As Evie discovered, the girls could not offer her anything that she did not already have. She looked for acceptance, and found it temporary and conditional, gone as soon as it came. She yearned for the label of “one of us,” yet found herself literally and figuratively an outsider. She looked at the news and wondered to what ends she would have gone to secure the girls’ permanent affections. She recognizes her driving desire for longing, and she recognizes that hers has been a life of hope deferred, a heart sick.

Stories like The Girls seem in one sense foreign and all too familiar in another. The search for belonging, the deep yearning in the heart so painful, so real, so intrusive that it is nearly physical, that is a common cry of the heart in search of God, in search of place, in search of connection. Cline stated of the Manson girls she studied, “I recognized something of myself at 13, the same blip of longing in their eyes.” We’re all yearning for something.

Christians will sometimes jump to platitudes, “Jesus loves me, this I know,” willing the longings to evaporate in the face of simple, albeit accurate, truth. But sometimes they don’t. Our longings rage on, and we find guilt, or frustration, or fear of what will come, of what will never be. We wonder if belonging is even possible, and we wonder what is wrong with us that we could feel this way even inside the family of faith.

There is a longing deep in the soul crying out for something more, for relationships in which can look into the eyes of a friend as if looking into a mirror, finding a clearer version of oneself reflected back. These friendships are not easy to come by, nor are they always available to us. Even within the context of the church, hearts are often broken, relationships fractured. In his book Vulnerable Communion, Thomas Reynolds writes of the “cult of normalcy,” the mainstream way of thinking and being which leads us to assess our fellow man based on what he offers to us.
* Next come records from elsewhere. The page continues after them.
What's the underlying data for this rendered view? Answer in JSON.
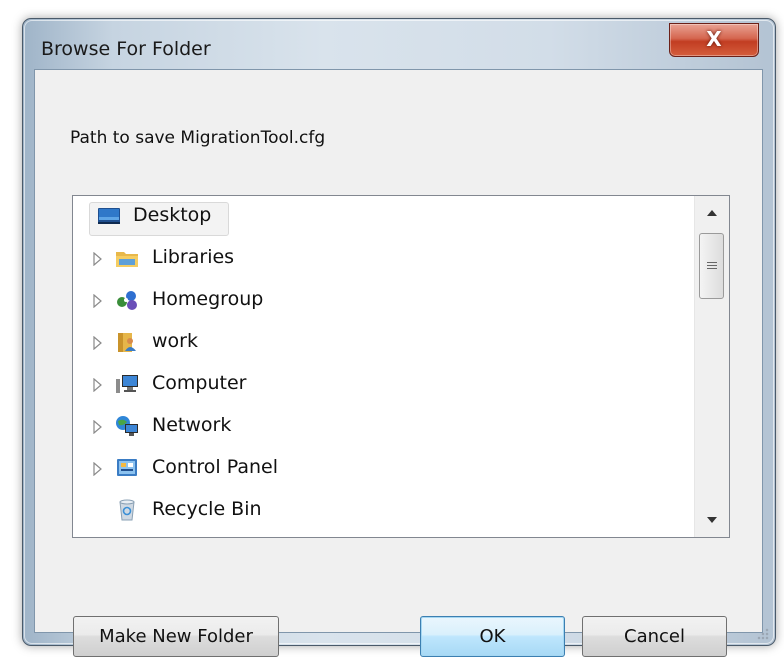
{
  "window": {
    "title": "Browse For Folder",
    "close_glyph": "X"
  },
  "dialog": {
    "description": "Path to save MigrationTool.cfg"
  },
  "tree": {
    "items": [
      {
        "label": "Desktop",
        "icon": "desktop-icon",
        "expandable": false,
        "selected": true
      },
      {
        "label": "Libraries",
        "icon": "libraries-icon",
        "expandable": true,
        "selected": false
      },
      {
        "label": "Homegroup",
        "icon": "homegroup-icon",
        "expandable": true,
        "selected": false
      },
      {
        "label": "work",
        "icon": "user-folder-icon",
        "expandable": true,
        "selected": false
      },
      {
        "label": "Computer",
        "icon": "computer-icon",
        "expandable": true,
        "selected": false
      },
      {
        "label": "Network",
        "icon": "network-icon",
        "expandable": true,
        "selected": false
      },
      {
        "label": "Control Panel",
        "icon": "control-panel-icon",
        "expandable": true,
        "selected": false
      },
      {
        "label": "Recycle Bin",
        "icon": "recycle-bin-icon",
        "expandable": false,
        "selected": false
      }
    ],
    "scroll_fraction_visible": 0.25
  },
  "buttons": {
    "make_new_folder": "Make New Folder",
    "ok": "OK",
    "cancel": "Cancel"
  }
}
The cult of normalcy promotes a worldview in which people are commodities with greater and lesser value, rather than members of a true community, in which their presence is deemed valuable simply because they exist.

Reynolds recommends a new way of approaching one another, a way rooted in the fact that people are made in the image of God. Suzanne looked into Evie’s eyes that day outside the store, seeing something which Evie interpreted as potential and value, but Suzanne categorized as utility, a commodity that could be cast aside when it was determined to be no longer useful. The Christian, however, is called to look into the eyes of another and reflect back what is inherently true: each person holds intrinsic value, that community and friendship should be based on love and sacrifice first shown by Jesus Christ and now emulated by those who believe in Him. This does not mean that everyone will be best friends, and it doesn’t mean that there won’t be pain in relationships. But it does mean that the foundation for friendships, the core of community, is different than the system the world offers.

Even in the end, Evie’s life still rings of loneliness, uncertainty, and confusion. She is without even a physical place to belong, waiting for whatever will come next. And while we may feel like Evie at times, resonating with her doubt, her disappointment, her distance, we ask confidently for the grace to continue hoping in the One who draws us closer to himself and to our fellow humans, and we take the smallest of steps toward one another, certain that the One who sent us holds forever the surety of our belonging.


  1. Such an honest look at darkness and the truth to be found in every aspect of life. Thank you for reading, delving into this plot that is so familiar to us all, and sharing your beautiful thoughts.